Implementations of eBPF
=======================
Using the eBPF instruction set requires implementing code in both kernel space
and user space.
In Linux Kernel
---------------
The reference implementations of the eBPF interpreter and various just-in-time
compilers are part of Linux and are GPLv2 licensed. The implementation of
eBPF helper functions is also GPLv2 licensed. Interpreters, JITs, helpers,
and verifiers are called eBPF runtime.
In User Space
-------------
There are also implementations of eBPF runtime (interpreter, JITs, helper
functions) under
Apache2 (https://github.com/iovisor/ubpf),
MIT (https://github.com/qmonnet/rbpf), and
BSD (https://github.com/DPDK/dpdk/blob/main/lib/librte_bpf).
In HW
-----
The HW can choose to execute eBPF instruction natively and provide eBPF runtime
in HW or via the use of implementing firmware with a proprietary license.

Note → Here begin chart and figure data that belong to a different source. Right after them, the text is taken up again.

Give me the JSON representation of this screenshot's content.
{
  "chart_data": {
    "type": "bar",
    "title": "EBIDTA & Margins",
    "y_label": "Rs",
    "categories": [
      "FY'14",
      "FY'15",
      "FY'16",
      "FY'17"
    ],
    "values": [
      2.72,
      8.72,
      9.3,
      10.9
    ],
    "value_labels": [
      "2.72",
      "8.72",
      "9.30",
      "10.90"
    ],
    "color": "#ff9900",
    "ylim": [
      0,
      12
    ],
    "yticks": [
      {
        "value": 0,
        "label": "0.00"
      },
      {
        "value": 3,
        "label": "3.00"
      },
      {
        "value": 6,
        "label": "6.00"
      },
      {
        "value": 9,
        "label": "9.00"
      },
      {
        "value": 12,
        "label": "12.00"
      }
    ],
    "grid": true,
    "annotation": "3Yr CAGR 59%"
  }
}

In other operating systems
--------------------------
Other kernels or user space implementations of eBPF instruction set and runtime
can have proprietary licenses.
Using BPF programs in the Linux kernel
======================================
Linux Kernel (while being GPLv2) allows linking of proprietary kernel modules
under these rules:
Documentation/process/license-rules.rst
When a kernel module is loaded, the linux kernel checks which functions it
intends to use. If any function is marked as "GPL only," the corresponding
module or program has to have GPL compatible license.

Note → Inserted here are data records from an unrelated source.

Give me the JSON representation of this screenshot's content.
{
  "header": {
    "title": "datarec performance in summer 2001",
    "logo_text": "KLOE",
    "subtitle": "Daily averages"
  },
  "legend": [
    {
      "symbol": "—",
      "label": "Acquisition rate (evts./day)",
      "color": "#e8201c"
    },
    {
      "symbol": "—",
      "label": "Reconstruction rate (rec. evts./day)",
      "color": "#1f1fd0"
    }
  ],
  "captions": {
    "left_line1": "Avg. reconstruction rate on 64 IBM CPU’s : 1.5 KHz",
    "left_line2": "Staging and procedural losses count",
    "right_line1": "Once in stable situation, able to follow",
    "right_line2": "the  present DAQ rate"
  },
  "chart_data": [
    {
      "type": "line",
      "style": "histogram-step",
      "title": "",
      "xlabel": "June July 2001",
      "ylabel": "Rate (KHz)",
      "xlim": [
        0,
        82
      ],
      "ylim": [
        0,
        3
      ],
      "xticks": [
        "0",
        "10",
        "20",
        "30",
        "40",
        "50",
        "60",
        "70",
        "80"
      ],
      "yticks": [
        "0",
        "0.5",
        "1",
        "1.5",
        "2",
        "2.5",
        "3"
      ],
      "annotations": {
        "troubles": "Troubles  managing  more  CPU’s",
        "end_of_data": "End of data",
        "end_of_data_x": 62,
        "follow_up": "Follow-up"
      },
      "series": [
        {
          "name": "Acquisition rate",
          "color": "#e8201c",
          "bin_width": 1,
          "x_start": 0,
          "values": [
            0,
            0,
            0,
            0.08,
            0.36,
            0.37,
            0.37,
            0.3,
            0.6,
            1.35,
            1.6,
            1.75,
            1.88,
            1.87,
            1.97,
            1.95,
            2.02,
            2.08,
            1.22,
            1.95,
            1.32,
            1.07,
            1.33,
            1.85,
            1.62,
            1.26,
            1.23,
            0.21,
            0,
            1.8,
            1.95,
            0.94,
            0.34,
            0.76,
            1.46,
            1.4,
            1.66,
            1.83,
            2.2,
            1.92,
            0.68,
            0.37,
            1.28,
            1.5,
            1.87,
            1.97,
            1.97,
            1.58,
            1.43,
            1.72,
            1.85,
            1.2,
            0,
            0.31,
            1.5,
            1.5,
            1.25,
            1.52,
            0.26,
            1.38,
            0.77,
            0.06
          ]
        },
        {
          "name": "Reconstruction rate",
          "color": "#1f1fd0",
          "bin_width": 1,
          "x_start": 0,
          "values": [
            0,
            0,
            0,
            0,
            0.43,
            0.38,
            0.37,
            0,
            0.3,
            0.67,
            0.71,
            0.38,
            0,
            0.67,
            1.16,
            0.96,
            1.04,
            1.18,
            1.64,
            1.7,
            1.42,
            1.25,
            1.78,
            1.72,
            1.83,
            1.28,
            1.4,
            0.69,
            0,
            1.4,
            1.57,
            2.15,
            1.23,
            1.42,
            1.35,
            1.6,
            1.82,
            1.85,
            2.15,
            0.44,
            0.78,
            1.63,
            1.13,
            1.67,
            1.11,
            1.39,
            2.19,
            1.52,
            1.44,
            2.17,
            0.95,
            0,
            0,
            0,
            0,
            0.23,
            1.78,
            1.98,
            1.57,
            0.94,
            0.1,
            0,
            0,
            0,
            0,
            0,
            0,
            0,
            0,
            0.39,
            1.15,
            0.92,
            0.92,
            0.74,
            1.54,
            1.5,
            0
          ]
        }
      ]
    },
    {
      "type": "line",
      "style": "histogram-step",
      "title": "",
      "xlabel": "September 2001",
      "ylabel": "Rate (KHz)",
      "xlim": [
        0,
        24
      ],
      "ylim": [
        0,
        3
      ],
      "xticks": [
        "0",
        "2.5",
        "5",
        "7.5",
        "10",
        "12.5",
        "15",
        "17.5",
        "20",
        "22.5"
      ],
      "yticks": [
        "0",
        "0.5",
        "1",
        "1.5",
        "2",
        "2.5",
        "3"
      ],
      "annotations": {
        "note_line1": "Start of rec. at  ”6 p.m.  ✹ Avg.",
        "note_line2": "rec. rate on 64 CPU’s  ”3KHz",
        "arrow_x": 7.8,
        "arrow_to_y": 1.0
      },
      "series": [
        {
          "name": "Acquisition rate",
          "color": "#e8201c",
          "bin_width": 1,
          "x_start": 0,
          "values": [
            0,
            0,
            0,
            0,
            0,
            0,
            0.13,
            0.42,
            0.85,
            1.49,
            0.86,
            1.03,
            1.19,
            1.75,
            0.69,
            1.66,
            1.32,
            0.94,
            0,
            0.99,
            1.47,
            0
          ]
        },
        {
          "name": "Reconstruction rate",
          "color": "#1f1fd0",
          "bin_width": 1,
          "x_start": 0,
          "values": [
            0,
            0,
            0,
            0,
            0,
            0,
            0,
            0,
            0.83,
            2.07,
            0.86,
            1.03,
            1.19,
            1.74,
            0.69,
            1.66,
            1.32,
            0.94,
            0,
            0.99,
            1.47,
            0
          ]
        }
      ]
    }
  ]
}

Loading BPF program into the Linux kernel is similar to loading a kernel
module. BPF is loaded at run time and not statically linked to the Linux
kernel. BPF program loading follows the same license checking rules as kernel
modules. BPF programs can be proprietary if they don't use "GPL only" BPF
helper functions.
Further, some BPF program types - Linux Security Modules (LSM) and TCP
Congestion Control (struct_ops), as of Aug 2021 - are required to be GPL
compatible even if they don't use "GPL only" helper functions directly. The
registration step of LSM and TCP congestion control modules of the Linux
kernel is done through EXPORT_SYMBOL_GPL kernel functions. In that sense LSM
and struct_ops BPF programs are implicitly calling "GPL only" functions.

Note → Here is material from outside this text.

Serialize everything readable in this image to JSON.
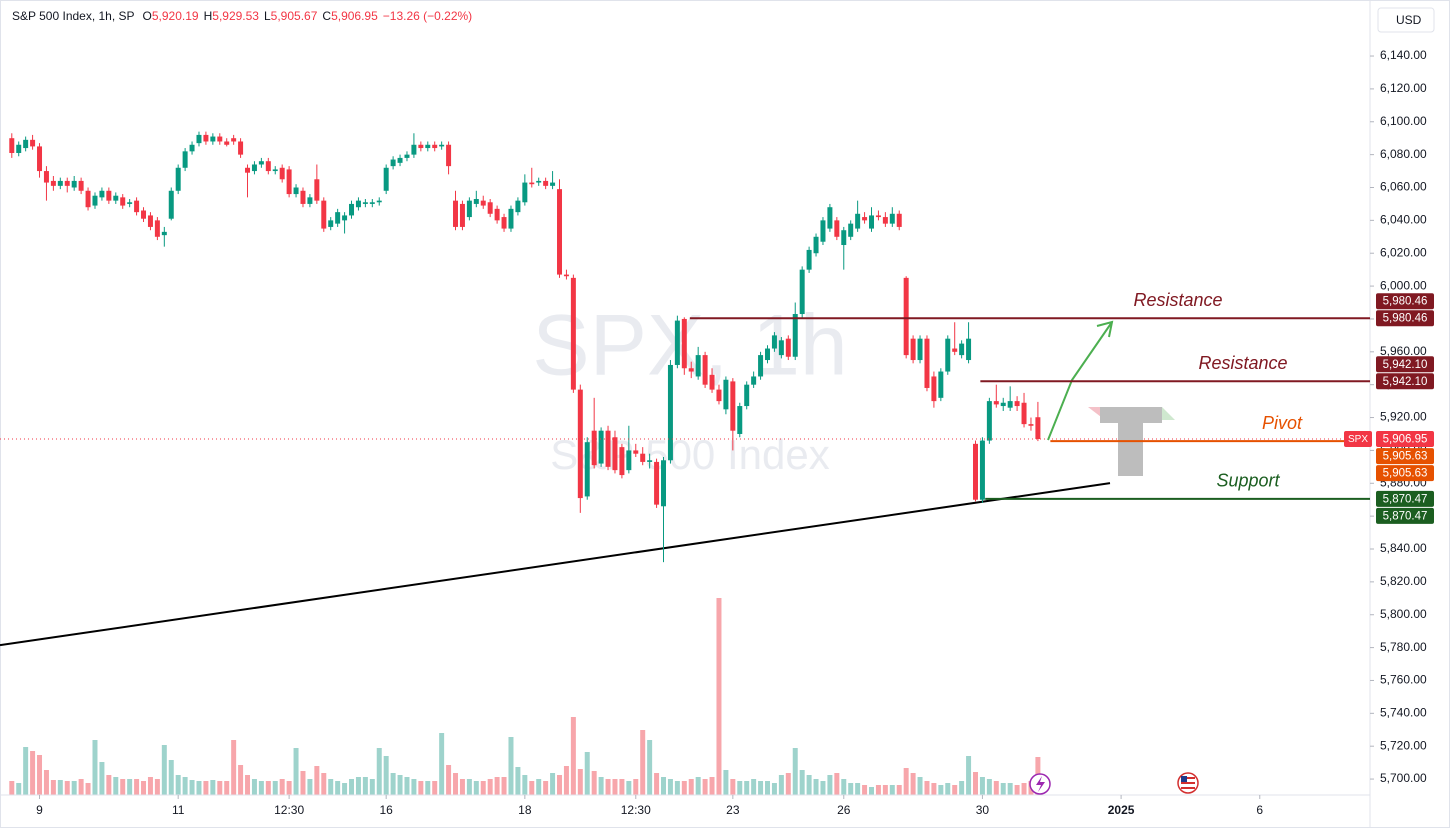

The same restriction applies to BPF programs that call kernel functions
directly via unstable interface also known as "kfunc".
Packaging BPF programs with user space applications
====================================================
Generally, proprietary-licensed applications and GPL licensed BPF programs
written for the Linux kernel in the same package can co-exist because they are
separate executable processes. This applies to both cBPF and eBPF programs.